Quello fra Skoda e Volkswagen è il classico caso dell’allievo che supera il maestro, con l’azienda ceca che riesce ad avere margini di guadagno superiori a quelli della marca tedesca, secondi addirittura solo a quelli di Porsche nell’ambito del maxi gruppo teutonico: negli ultimi 3 anni il costruttore boemo ha raddoppiato i suoi profitti operativi, raggiungendo 1,2 miliardi di euro, con un margine medio dell’8,7% per ogni auto venduta (quello della Volkswagen arriva appena a 1,8%).

Il perché di questo successo è presto spiegato: di base le Skoda (così come le Seat) sono delle Volkswagen nella meccanica e nella tecnologia ma vengono prodotte col costo della manodopera della Repubblica Ceca, molto più basso rispetto a quello tedesco. Basti pensare che in Germania la paga media oraria è circa 4 volte superiore a quella della Repubblica Ceca (10 euro contro 38). Ultimamente Skoda, che già da un pezzo ha alzato il livello della qualità costruttiva e del design, si è anche lanciata nella categoria dei Suv con due proposte molto valide e redditizie: la Karoq e la Kodiaq.

Tuttavia c’è chi a Wolfsburg comincia a mal tollerare questa situazione, specie ora che VW è alle prese con i tagli sui posti di lavoro per far fronte alle conseguenze del dieselgate: come riporta Reuters, i sindacati tedeschi, insieme ad alcuni vertici del brand Volkswagen, vorrebbero attenuare questa concorrenza interna, percepita come sleale. La soluzione al problema? Traslocare parte della produzione Skoda in Germania e farle pagare di più per l’utilizzo delle tecnologie brevettate da VW.

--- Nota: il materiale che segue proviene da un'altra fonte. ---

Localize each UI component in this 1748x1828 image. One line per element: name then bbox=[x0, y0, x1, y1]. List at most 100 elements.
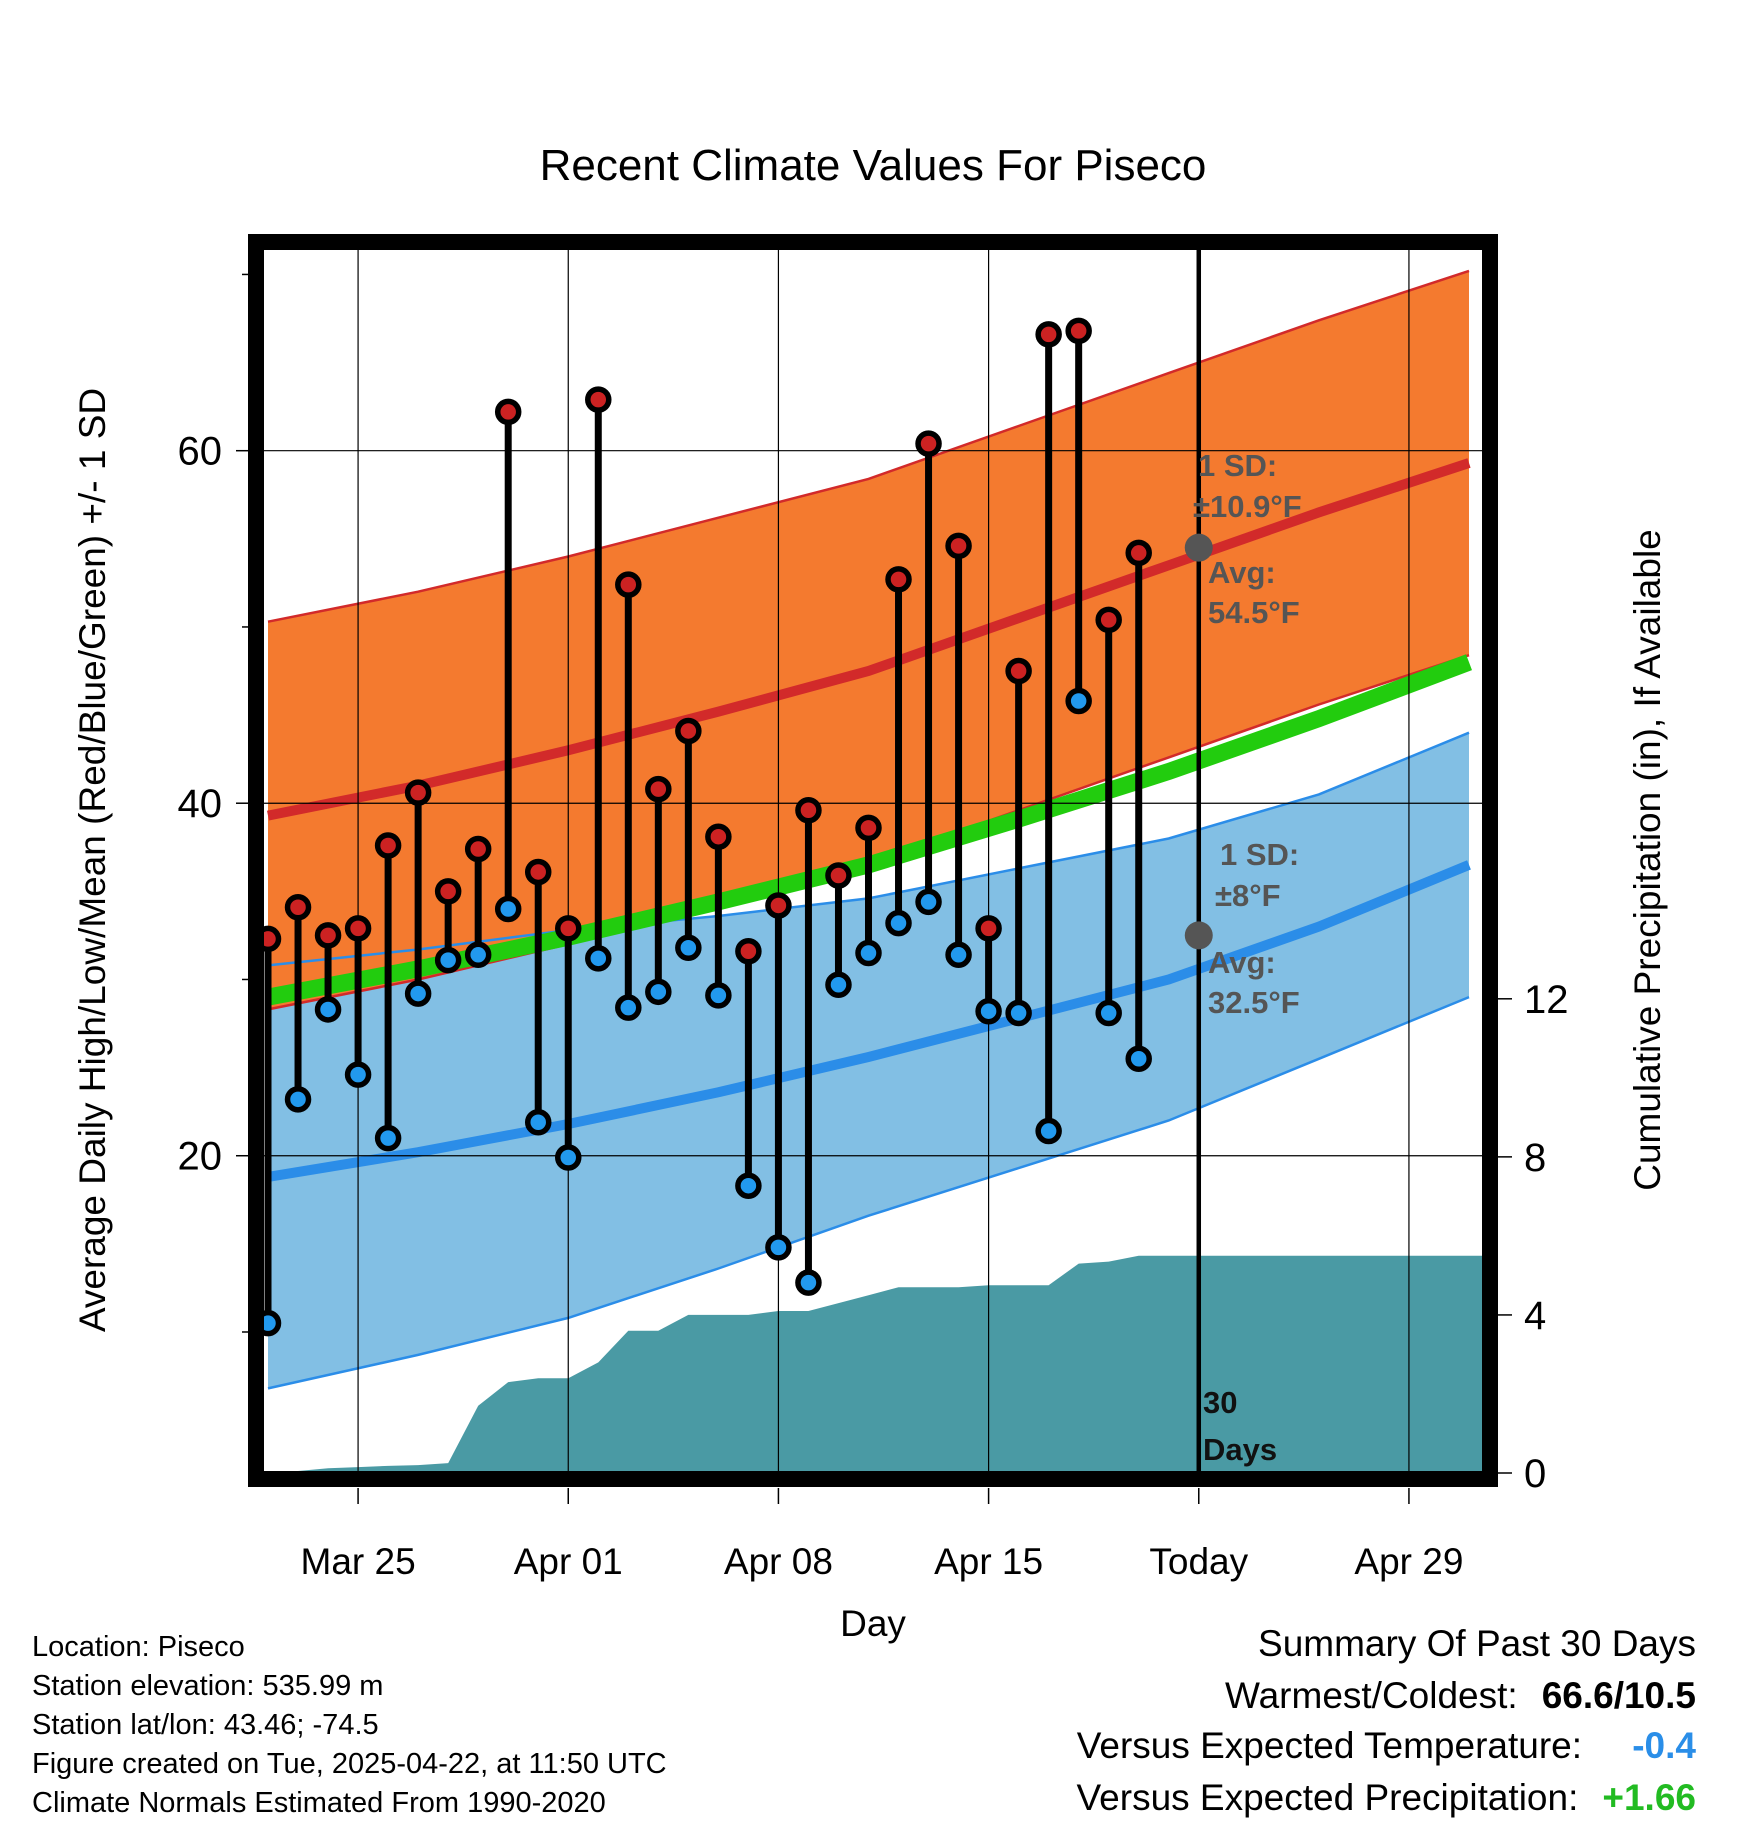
low-sd-value: ±8°F bbox=[1215, 878, 1281, 913]
axes: Mar 25 Apr 01 Apr 08 Apr 15 Today Apr 2920406… bbox=[178, 234, 1569, 1582]
low-point bbox=[945, 941, 972, 969]
high-point bbox=[555, 915, 582, 942]
high-point bbox=[1005, 657, 1032, 685]
high-point bbox=[915, 430, 942, 457]
low-normal-line bbox=[267, 860, 1471, 1182]
footer-elevation: Station elevation: 535.99 m bbox=[32, 1670, 384, 1702]
low-point bbox=[615, 994, 642, 1021]
today-avg-high-dot bbox=[1184, 533, 1213, 562]
high-point bbox=[1125, 539, 1152, 567]
high-point bbox=[795, 797, 822, 824]
footer-normals: Climate Normals Estimated From 1990-2020 bbox=[32, 1787, 606, 1819]
low-point bbox=[855, 939, 882, 967]
low-point bbox=[795, 1269, 822, 1296]
high-sd-label: 1 SD: bbox=[1198, 448, 1277, 483]
summary-title: Summary Of Past 30 Days bbox=[1258, 1623, 1696, 1664]
low-point bbox=[464, 941, 492, 969]
low-point bbox=[885, 909, 912, 937]
x-tick-label: Today bbox=[1149, 1541, 1248, 1582]
high-band-upper-edge bbox=[267, 269, 1470, 623]
low-point bbox=[494, 895, 522, 923]
low-point bbox=[1095, 999, 1122, 1027]
y-axis-label-left: Average Daily High/Low/Mean (Red/Blue/Gr… bbox=[72, 388, 113, 1332]
low-point bbox=[585, 945, 612, 972]
low-point bbox=[825, 971, 852, 999]
y2-tick-label: 0 bbox=[1524, 1452, 1546, 1496]
high-point bbox=[825, 862, 852, 889]
high-avg-label: Avg: bbox=[1208, 555, 1276, 590]
y2-tick-label: 12 bbox=[1524, 978, 1569, 1022]
high-avg-value: 54.5°F bbox=[1208, 595, 1300, 630]
footer-created: Figure created on Tue, 2025-04-22, at 11… bbox=[32, 1748, 667, 1780]
x-tick-label: Apr 01 bbox=[514, 1541, 623, 1582]
high-normal-line bbox=[267, 458, 1471, 821]
high-point bbox=[284, 893, 312, 921]
low-point bbox=[735, 1172, 762, 1199]
summary-warm-cold: Warmest/Coldest: 66.6/10.5 bbox=[1225, 1677, 1696, 1714]
low-point bbox=[1035, 1117, 1062, 1145]
precip-area bbox=[268, 1255, 1484, 1473]
y-tick-label: 60 bbox=[178, 430, 223, 474]
low-point bbox=[1125, 1045, 1152, 1073]
low-point bbox=[374, 1124, 402, 1152]
high-point bbox=[885, 566, 912, 593]
low-point bbox=[705, 982, 732, 1009]
y2-tick-label: 8 bbox=[1524, 1136, 1546, 1180]
days-label-text: Days bbox=[1203, 1432, 1277, 1467]
warm-cold-value: 66.6/10.5 bbox=[1541, 1675, 1696, 1716]
plot-frame bbox=[248, 234, 1498, 1487]
y-axis-label-right: Cumulative Precipitation (in), If Availa… bbox=[1627, 529, 1668, 1191]
high-point bbox=[735, 938, 762, 965]
low-sd-label: 1 SD: bbox=[1220, 837, 1299, 872]
summary-temp: Versus Expected Temperature: -0.4 bbox=[1077, 1727, 1696, 1764]
low-point bbox=[284, 1086, 312, 1113]
low-point bbox=[344, 1061, 372, 1088]
warm-cold-label: Warmest/Coldest: bbox=[1225, 1675, 1518, 1716]
low-band-lower-edge bbox=[267, 995, 1470, 1390]
x-tick-label: Apr 15 bbox=[934, 1541, 1043, 1582]
precip-delta-value: +1.66 bbox=[1602, 1777, 1696, 1818]
low-point bbox=[645, 978, 672, 1006]
x-tick-label: Apr 29 bbox=[1354, 1541, 1463, 1582]
high-sd-value: ±10.9°F bbox=[1193, 489, 1302, 524]
low-point bbox=[675, 934, 702, 961]
high-point bbox=[1065, 317, 1092, 345]
y-tick-label: 20 bbox=[178, 1135, 223, 1179]
low-point bbox=[524, 1108, 552, 1136]
x-tick-label: Mar 25 bbox=[301, 1541, 416, 1582]
low-avg-label: Avg: bbox=[1208, 945, 1276, 980]
low-point bbox=[434, 946, 462, 974]
low-point bbox=[765, 1234, 792, 1261]
data-marks bbox=[254, 248, 1213, 1473]
precip-delta-label: Versus Expected Precipitation: bbox=[1076, 1777, 1579, 1818]
high-point bbox=[675, 717, 702, 745]
grid-lines bbox=[262, 248, 1484, 1473]
low-point bbox=[915, 888, 942, 916]
low-point bbox=[314, 996, 342, 1023]
today-avg-low-dot bbox=[1184, 921, 1213, 950]
x-tick-label: Apr 08 bbox=[724, 1541, 833, 1582]
high-point bbox=[314, 922, 342, 949]
high-point bbox=[945, 532, 972, 560]
high-point bbox=[1035, 321, 1062, 348]
high-point bbox=[855, 814, 882, 842]
y2-tick-label: 4 bbox=[1524, 1294, 1546, 1338]
high-point bbox=[464, 835, 492, 863]
low-point bbox=[555, 1144, 582, 1171]
high-point bbox=[374, 832, 402, 859]
high-point bbox=[344, 915, 372, 942]
low-point bbox=[1065, 687, 1092, 715]
low-point bbox=[1005, 999, 1032, 1027]
y-tick-label: 40 bbox=[178, 782, 223, 826]
high-point bbox=[765, 892, 792, 919]
low-point bbox=[975, 997, 1002, 1025]
footer-latlon: Station lat/lon: 43.46; -74.5 bbox=[32, 1709, 379, 1741]
high-point bbox=[494, 398, 522, 426]
high-point bbox=[524, 858, 552, 886]
high-point bbox=[1095, 606, 1122, 634]
high-point bbox=[645, 775, 672, 803]
high-point bbox=[585, 386, 612, 413]
temp-delta-label: Versus Expected Temperature: bbox=[1076, 1725, 1582, 1766]
low-avg-value: 32.5°F bbox=[1208, 985, 1300, 1020]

Mosse che servirebbero a quest’ultima per riaffermare la sua supremazia fra i brand generalisti di VW Group prima dell’avvento dell’elettromobilità di massa. Per questo Herbert Diess, ad del brand Volkswagen, ha chiesto al comitato esecutivo del Gruppo teutonico di creare una maggiore differenziazione fra VW e Skoda, destinando i due marchi a clientele e mercati diversi. Ammesso che questo basti a ristabilire equilibri violati e onori feriti.